The PB & J Algorithm Challenge


Sometimes a sandwich is more than just a sandwich.


Sometimes a sandwich is a lesson in algorithms.


We've completed our very first week of Computer Programming Fundamentals with great success. Laughing, smiling kids, with a side of code makes us joyful!


After learning about what a computer program is, what a programmer does, and who was the 1st programmer, we got into our deep dive about algorithms.


Our trivia time poll indicated that 2/3 of our kids thought computers were smarter than humans, so we put their assumption to the test.


The kids learned that the primary characteristic of an algorithm is that it needs to be clear and unambiguous. Our exercise making a PB&J effectively demonstrates what happens when an algorithm is not precise.


Their mission: Create an algorithm for making a peanut butter and jelly sandwich and have our 'HC' (Human Computer) execute it.


Fortunately, one of our 9-year-olds was willing to temporarily forget all of her existing knowledge of how to perfectly craft a peanut butter and jelly sandwich. She became our HC and followed the algorithm shouted out with glee by our burgeoning programmers, one step at a time.


Our programmers quickly went through the beginning steps of gathering the ingredients and opening up the jars of peanut butter and jelly.


Now they were ready to make the sandwich.


Step 1: seemed easy enough, "Open up the package of bread."

HC executed this command flawlessly. Perhaps a bit too flawlessly as we observed that

our HC seemed to have some prior programming - she somehow knew how to operate the twist tie and did not just tear open the plastic bag like a savage beast.

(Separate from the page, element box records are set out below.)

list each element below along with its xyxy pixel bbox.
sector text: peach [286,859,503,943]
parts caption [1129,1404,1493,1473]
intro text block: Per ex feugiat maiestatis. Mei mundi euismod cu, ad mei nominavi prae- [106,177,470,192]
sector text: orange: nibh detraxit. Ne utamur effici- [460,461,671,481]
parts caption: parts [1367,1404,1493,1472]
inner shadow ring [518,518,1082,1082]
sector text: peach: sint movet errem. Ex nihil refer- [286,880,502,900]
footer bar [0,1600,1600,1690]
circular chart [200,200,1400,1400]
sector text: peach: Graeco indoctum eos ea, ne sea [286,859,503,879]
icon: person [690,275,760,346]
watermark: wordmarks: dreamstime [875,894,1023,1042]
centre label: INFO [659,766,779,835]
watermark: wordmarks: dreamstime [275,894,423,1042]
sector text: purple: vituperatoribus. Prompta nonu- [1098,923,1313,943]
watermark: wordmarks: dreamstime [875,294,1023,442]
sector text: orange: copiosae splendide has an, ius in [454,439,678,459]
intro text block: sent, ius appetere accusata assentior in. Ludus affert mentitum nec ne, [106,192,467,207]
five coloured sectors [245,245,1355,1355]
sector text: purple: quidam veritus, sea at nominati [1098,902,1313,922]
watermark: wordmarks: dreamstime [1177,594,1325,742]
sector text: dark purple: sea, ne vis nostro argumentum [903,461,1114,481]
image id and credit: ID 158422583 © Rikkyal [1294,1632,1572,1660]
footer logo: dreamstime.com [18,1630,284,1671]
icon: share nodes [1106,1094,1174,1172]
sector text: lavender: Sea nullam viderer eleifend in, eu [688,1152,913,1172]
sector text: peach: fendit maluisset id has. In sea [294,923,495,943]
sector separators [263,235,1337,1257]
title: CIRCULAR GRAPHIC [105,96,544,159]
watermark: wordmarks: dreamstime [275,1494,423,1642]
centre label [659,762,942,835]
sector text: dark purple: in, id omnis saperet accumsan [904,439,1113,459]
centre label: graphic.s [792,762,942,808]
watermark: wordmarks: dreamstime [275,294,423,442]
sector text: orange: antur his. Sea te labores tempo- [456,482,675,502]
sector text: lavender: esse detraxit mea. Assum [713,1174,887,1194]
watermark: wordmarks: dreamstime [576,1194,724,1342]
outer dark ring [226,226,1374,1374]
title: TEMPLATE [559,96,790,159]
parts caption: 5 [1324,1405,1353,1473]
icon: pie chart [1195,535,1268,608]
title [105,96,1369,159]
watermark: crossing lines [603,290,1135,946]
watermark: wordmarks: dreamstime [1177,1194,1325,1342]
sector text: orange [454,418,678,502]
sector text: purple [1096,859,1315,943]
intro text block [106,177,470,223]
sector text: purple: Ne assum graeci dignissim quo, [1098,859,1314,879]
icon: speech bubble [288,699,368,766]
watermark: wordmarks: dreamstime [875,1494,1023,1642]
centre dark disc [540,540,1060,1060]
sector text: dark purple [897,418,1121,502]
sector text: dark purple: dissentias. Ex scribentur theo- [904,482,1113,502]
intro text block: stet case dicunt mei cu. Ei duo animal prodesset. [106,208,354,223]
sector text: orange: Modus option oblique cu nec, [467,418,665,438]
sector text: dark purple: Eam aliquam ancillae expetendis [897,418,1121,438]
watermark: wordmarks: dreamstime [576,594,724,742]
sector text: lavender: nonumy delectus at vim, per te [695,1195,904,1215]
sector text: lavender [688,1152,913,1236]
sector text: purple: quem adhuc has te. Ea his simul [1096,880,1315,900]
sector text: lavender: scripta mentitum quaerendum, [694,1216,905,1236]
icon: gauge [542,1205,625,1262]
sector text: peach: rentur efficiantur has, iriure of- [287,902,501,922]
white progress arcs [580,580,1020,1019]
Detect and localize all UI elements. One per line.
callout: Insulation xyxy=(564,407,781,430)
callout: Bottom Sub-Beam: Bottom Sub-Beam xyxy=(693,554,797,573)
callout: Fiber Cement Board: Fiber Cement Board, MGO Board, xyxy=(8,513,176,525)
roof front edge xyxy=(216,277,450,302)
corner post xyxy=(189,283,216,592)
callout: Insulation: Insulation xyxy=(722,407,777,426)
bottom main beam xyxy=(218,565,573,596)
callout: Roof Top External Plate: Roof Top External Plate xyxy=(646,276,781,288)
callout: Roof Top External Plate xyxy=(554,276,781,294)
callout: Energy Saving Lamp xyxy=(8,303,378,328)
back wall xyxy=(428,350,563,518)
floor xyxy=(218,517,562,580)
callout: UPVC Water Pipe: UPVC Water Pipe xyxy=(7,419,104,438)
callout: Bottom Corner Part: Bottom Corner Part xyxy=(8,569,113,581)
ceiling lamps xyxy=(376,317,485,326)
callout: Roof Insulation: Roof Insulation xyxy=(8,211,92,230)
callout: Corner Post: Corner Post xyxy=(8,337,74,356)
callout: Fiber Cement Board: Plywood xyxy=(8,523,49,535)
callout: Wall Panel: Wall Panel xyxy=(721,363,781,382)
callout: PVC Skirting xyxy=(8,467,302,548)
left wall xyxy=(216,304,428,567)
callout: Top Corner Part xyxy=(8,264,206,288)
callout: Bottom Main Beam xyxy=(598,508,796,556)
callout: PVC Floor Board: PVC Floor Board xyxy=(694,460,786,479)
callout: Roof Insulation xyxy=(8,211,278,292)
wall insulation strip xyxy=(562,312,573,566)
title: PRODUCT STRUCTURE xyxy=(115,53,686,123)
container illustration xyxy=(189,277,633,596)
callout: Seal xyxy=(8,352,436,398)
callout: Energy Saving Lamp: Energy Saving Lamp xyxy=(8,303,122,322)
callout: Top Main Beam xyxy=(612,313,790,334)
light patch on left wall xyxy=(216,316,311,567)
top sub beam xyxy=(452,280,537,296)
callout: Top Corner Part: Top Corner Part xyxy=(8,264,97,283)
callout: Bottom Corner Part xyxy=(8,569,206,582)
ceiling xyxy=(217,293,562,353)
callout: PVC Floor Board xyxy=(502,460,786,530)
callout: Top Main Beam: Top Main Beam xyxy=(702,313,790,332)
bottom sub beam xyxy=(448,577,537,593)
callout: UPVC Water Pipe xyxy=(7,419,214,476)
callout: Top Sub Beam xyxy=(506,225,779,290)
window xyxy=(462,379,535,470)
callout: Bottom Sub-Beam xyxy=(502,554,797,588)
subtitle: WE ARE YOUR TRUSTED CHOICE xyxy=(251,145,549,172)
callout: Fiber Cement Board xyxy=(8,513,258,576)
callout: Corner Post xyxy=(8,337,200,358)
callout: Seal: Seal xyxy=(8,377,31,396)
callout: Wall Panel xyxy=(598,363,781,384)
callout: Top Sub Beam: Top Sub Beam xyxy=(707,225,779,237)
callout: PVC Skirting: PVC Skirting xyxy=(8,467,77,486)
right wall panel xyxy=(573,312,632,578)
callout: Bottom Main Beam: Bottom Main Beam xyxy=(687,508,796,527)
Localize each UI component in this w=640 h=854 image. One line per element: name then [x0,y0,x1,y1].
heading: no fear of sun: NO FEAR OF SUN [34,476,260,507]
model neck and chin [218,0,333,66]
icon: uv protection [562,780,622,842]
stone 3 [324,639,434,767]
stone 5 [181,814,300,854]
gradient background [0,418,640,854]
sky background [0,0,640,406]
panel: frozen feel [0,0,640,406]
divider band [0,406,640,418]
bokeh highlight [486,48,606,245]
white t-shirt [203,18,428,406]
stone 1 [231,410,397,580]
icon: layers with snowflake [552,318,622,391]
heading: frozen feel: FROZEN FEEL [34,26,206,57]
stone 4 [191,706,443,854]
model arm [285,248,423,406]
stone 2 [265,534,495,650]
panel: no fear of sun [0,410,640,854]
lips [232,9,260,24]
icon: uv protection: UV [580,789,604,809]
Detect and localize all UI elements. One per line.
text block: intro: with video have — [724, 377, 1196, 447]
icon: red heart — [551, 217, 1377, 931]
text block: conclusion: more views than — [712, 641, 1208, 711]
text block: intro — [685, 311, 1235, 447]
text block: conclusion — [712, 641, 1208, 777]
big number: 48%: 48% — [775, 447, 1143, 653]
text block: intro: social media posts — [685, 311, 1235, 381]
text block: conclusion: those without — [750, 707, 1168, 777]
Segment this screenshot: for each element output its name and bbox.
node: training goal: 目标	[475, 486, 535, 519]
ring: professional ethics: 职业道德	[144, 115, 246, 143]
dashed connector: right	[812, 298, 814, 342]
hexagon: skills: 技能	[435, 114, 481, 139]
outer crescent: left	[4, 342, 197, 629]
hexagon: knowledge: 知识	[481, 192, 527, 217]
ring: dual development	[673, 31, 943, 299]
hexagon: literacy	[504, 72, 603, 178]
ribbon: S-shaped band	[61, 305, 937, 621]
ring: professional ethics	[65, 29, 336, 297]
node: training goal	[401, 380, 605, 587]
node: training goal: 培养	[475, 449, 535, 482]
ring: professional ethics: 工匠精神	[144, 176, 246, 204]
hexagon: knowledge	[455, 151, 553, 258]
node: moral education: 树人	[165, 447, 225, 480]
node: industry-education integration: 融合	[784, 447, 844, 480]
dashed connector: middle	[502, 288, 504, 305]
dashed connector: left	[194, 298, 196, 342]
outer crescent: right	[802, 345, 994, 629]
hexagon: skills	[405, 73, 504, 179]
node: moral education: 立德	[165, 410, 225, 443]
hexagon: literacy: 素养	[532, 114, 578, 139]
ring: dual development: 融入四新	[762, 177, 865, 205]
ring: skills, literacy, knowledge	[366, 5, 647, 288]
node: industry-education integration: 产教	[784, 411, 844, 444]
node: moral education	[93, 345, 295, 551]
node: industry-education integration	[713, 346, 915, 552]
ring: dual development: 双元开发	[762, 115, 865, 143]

Great! We have an open package of bread.

Wow! This algorithm stuff is a breeze.


Step 2: "Take out the bread."
a spilled loaf of bread
Here's your bread!

This is where the algorithm started having unexpected results.


HC complied with the command, unceremoniously dumping the entire loaf of bread onto the counter.


Our programmers quickly fix their mistake, "No! No! Just get out 2 slices of bread"


Now we're getting somewhere. HC take 2 slices of bread and waits for the next command.


Step 3: "Take the knife and scoop out a bunch of peanut butter, then spread it on a piece of bread"

HC takes a humungous scoop of peanut butter and plops it onto a slice of bread as the programmers erupt in laughter. Most feel that this is waaaay too much peanut butter, but proceed anyway.


Step 4: "Take the knife and scoop out the jelly"

HC's sanitation programming kicks in as she confirms this is the correct command with the programmers. "Programmers, are you sure that you want me to contaminate the jelly by using the same peanut butter knife?", she inquires.


All programmers agree that "Yes, yes. Just use the same knife for the jelly."


Plop. A squishy, purple blob rolls out of the jar onto the slice of bread.


With a disgusted look on her face, HC shows the programmers the dirty jelly in the jar.


Through fits of laughter, we manage to get through the remainder of our algorithm.


The final step: "Pick up the sandwich and take a bite."

HC takes a huge bite. The sides of her mouth are instantly coated in brown and purple goo. To our delight, the finishing touch is watching a huge glop of jelly squeeze from the confinement of the bread and land on the cutting board.


Perfection!!


The feedback from our young programmers sums up algorithms quite nicely:


"I learned that if you don't tell a computer EXACTLY what to do, it will not do what you think it will."
"Your algorithm for making a peanut butter and jelly sandwich needs to be precise or you just end up with a mess."
"I learned that when making an algorithm, you should think about the steps first."


A messy peanut butter and jelly sandwich
Our completed algorithm. Perfection!